Karoline ist nicht zu bremsen. "Nüsse schützen vor Freien Radikalen!" stößt sie triumphierend hervor.

Ich schrecke hoch.

"Nüsse, Sonnenblumenkerne und Kastanien sind die wirksamsten Mittel gegen diese aggressiven Freien Radikalen."

Radikale? Noch dazu in Freiheit? Terroristen, Bombenleger, Autonome, Hausbesetzer, zu allem Entschlossene, diesen demokratischen Rechtsstaat zu unterwandern. Ich korrigiere mein vorschnelles Urteil über die Redaktion. Was der Polizei bislang nur unzulänglich gelang, diese mutige Zeitschrift gibt den Frauen endlich Mittel in ihre prilgespülten Hände, wie diesen Verbrechern zu begegnen ist. Im Geiste sehe ich entschlossene Hausfrauen, die Kiepe mit - wahr-scheinlich - Kokosnüssen auf dem Rücken, jederzeit bereit, diese gegen die Radikalen, ob nun von links oder von rechts, einzusetzen. Sie werfen die Nüsse auf die so Gehaßten. Die etwas zarter Besaiteten nehmen die Sonnenblumenkerne als Wurfgeschosse.

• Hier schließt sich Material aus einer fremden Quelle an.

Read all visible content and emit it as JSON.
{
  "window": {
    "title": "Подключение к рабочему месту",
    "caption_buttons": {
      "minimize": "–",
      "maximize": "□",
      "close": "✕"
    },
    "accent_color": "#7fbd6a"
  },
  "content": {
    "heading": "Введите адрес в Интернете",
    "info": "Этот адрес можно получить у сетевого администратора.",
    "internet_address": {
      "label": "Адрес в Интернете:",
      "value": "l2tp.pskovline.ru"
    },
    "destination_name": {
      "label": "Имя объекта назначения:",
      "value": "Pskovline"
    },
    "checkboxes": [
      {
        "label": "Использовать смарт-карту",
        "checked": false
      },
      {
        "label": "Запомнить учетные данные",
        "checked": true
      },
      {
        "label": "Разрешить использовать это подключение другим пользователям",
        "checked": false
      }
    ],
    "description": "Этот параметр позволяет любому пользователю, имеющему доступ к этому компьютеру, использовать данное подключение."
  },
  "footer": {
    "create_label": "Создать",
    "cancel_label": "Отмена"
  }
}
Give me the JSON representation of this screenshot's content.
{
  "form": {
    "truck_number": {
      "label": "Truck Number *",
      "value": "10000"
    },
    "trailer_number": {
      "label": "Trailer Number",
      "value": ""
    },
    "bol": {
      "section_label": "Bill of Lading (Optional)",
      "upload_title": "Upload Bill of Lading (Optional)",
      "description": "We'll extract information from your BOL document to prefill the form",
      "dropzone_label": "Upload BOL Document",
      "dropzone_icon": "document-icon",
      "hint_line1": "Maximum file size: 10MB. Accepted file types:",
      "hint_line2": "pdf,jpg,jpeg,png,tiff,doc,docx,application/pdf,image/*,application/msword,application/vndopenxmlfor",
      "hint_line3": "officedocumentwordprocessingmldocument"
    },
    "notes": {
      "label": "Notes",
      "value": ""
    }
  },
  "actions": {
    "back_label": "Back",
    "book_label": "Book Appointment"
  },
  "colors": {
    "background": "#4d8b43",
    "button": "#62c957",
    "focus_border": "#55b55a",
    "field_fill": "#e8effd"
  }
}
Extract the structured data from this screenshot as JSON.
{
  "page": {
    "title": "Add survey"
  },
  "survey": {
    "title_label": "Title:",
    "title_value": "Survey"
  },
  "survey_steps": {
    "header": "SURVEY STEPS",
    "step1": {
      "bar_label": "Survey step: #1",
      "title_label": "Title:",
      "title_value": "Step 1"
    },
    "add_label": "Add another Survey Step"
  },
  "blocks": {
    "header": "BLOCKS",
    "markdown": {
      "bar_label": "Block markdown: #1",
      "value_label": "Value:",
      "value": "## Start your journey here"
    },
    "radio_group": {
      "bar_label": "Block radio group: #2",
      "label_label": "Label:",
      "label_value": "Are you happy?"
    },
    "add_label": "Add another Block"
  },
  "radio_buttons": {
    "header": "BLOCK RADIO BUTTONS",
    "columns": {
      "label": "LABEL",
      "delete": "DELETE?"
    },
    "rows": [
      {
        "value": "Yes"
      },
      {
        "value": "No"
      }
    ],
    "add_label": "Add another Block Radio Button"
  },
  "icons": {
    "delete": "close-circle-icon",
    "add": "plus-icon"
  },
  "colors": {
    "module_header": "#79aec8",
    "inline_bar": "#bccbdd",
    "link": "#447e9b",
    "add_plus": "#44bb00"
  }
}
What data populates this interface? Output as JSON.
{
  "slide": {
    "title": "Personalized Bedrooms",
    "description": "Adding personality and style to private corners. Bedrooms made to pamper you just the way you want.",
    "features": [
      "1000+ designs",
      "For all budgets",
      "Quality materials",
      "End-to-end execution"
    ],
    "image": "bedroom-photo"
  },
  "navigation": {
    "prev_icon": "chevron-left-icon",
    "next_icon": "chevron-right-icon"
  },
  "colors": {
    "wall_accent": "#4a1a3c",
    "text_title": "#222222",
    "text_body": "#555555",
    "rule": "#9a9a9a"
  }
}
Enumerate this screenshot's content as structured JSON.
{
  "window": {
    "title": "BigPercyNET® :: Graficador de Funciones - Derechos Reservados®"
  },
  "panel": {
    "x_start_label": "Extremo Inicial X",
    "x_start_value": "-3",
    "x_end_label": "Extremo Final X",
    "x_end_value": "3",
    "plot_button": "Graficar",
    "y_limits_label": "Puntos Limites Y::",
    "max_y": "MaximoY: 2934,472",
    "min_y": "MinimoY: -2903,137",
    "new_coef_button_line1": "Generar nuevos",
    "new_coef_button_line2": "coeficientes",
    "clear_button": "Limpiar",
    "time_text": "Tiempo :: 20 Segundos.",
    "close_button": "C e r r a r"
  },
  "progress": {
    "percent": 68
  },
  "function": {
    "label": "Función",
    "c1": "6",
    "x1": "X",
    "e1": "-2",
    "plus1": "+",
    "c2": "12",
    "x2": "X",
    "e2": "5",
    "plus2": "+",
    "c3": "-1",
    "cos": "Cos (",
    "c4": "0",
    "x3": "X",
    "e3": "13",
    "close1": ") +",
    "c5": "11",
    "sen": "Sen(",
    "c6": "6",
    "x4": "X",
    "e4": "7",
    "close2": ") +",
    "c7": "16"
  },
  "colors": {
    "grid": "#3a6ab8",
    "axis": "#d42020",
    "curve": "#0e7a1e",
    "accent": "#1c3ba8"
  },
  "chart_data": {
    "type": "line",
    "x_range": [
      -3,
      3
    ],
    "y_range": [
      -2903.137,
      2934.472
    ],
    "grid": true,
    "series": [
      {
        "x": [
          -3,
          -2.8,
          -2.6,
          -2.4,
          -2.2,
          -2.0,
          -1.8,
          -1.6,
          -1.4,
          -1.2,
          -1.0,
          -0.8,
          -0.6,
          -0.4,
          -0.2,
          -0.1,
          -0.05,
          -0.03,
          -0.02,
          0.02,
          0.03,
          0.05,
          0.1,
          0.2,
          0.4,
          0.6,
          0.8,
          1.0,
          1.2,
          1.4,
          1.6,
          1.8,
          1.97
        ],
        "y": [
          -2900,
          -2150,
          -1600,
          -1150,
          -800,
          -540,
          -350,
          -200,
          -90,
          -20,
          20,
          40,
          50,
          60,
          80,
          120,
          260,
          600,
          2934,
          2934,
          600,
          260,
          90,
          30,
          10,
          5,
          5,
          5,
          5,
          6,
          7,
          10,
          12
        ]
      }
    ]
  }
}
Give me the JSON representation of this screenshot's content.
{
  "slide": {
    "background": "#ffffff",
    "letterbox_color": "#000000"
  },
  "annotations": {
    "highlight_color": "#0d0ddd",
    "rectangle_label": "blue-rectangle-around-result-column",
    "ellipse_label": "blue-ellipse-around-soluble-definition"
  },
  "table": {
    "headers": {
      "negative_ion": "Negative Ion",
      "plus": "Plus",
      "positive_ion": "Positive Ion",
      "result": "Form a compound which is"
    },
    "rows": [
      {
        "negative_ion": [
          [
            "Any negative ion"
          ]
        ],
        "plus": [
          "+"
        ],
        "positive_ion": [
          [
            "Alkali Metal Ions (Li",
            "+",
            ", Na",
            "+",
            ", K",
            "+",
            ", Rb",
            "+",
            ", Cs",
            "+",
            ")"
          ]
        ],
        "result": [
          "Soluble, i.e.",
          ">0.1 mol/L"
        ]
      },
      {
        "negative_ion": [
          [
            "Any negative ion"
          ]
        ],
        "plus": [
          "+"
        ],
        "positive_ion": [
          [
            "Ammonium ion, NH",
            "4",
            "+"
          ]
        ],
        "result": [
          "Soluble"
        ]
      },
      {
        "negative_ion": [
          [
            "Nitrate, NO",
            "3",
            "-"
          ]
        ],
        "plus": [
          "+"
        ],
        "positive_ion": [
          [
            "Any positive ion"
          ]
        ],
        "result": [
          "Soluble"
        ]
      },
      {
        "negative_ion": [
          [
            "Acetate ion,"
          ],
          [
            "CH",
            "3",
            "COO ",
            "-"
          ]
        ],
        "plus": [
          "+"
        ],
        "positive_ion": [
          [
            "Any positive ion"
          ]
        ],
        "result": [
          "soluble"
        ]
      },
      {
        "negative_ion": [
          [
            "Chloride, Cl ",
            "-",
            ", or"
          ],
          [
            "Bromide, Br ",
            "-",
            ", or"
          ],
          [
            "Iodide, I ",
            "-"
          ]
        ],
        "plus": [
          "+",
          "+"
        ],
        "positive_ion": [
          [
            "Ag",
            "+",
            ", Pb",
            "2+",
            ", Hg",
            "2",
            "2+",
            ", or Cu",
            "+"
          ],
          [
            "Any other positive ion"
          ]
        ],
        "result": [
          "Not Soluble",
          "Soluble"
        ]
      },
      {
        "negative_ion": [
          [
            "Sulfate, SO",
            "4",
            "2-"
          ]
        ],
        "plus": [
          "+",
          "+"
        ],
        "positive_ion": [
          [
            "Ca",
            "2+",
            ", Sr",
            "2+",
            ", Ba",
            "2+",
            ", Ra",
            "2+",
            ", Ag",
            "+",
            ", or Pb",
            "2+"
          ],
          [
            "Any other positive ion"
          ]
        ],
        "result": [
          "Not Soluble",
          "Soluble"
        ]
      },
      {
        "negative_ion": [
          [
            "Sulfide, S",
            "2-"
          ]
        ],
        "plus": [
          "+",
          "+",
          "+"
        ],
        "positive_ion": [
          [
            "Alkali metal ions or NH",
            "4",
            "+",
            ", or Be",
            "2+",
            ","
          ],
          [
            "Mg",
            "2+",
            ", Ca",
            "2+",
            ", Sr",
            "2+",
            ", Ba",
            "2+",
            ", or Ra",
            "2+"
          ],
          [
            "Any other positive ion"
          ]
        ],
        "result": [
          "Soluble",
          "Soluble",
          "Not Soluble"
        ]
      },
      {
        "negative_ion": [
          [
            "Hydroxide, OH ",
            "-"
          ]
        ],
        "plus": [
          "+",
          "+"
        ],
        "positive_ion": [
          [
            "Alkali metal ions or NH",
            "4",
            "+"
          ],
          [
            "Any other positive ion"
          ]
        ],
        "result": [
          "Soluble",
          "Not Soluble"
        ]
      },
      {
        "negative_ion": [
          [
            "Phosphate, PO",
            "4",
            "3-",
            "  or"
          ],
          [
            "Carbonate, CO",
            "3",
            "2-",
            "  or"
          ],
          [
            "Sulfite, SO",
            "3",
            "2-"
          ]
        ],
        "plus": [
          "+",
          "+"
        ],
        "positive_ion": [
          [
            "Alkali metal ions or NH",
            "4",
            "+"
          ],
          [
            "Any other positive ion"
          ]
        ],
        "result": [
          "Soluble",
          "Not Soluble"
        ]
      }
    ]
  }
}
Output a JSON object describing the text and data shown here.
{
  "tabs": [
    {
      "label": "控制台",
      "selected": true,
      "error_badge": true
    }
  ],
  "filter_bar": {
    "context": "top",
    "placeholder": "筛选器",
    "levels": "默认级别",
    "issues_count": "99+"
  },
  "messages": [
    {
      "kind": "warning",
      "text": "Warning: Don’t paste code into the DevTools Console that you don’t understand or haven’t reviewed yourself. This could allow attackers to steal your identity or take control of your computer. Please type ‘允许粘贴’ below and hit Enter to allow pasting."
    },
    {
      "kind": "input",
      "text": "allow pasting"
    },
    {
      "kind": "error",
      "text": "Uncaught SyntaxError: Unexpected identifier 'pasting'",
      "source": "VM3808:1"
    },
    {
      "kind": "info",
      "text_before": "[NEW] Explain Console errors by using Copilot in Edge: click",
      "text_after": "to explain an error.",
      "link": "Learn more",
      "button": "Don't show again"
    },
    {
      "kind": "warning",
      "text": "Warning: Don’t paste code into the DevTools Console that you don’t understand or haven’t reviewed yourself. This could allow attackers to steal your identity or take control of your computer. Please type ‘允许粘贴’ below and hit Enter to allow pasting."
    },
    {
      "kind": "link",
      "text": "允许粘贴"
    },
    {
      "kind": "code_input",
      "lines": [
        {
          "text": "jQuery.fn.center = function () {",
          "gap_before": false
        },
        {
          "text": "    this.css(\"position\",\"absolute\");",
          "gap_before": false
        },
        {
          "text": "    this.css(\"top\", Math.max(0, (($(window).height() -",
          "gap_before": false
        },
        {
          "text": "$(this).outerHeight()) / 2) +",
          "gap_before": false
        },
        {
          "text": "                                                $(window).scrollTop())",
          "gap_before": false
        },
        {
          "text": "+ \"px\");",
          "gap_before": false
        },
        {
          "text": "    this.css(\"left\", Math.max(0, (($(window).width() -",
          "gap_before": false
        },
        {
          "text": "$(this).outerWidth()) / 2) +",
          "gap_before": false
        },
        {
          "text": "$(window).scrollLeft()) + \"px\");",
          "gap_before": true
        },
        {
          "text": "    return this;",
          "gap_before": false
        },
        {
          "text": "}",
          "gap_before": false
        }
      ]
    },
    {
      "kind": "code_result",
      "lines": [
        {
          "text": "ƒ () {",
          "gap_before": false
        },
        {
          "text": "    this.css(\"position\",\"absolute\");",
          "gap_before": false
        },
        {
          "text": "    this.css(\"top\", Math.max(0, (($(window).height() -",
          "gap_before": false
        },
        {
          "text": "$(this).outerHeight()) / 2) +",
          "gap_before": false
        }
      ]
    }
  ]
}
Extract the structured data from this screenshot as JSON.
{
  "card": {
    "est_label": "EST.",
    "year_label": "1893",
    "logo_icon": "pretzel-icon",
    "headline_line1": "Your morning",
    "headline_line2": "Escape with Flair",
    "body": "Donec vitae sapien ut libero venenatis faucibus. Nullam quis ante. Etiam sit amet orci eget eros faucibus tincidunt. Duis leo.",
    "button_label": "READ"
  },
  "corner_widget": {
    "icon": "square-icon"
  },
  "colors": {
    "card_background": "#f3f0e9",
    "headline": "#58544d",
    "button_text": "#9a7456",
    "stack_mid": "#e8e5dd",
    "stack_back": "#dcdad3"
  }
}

In meiner Begeisterung kippe ich beinahe den restlichen Wermut um.

Mit den Worten "Du trinkst besser nichts mehr" räumt Karoline mein Glas beiseite.

"Warum denn nicht", frage ich bestürzt. "Wo ich mich doch so freue, daß endlich auch mal ein politisches Thema ..."

"Was für ein politisches Thema? In all diesen 21 Zeit-schriften ist kein einziges Wort über Politik geschrieben! Die deutsche Frau ist unpolitisch, verstehst du! Die bringt ihr Hüfthalter um, aber keine Mieterhöhung."

"Aber die Freien Radikalen ...", stottere ich hilflos.

(1995)

"Freie Radikale" sind Gift- und Schadstoffe, die Zellen zerstören, wenn Vitamine und Mineralstoffe fehlen.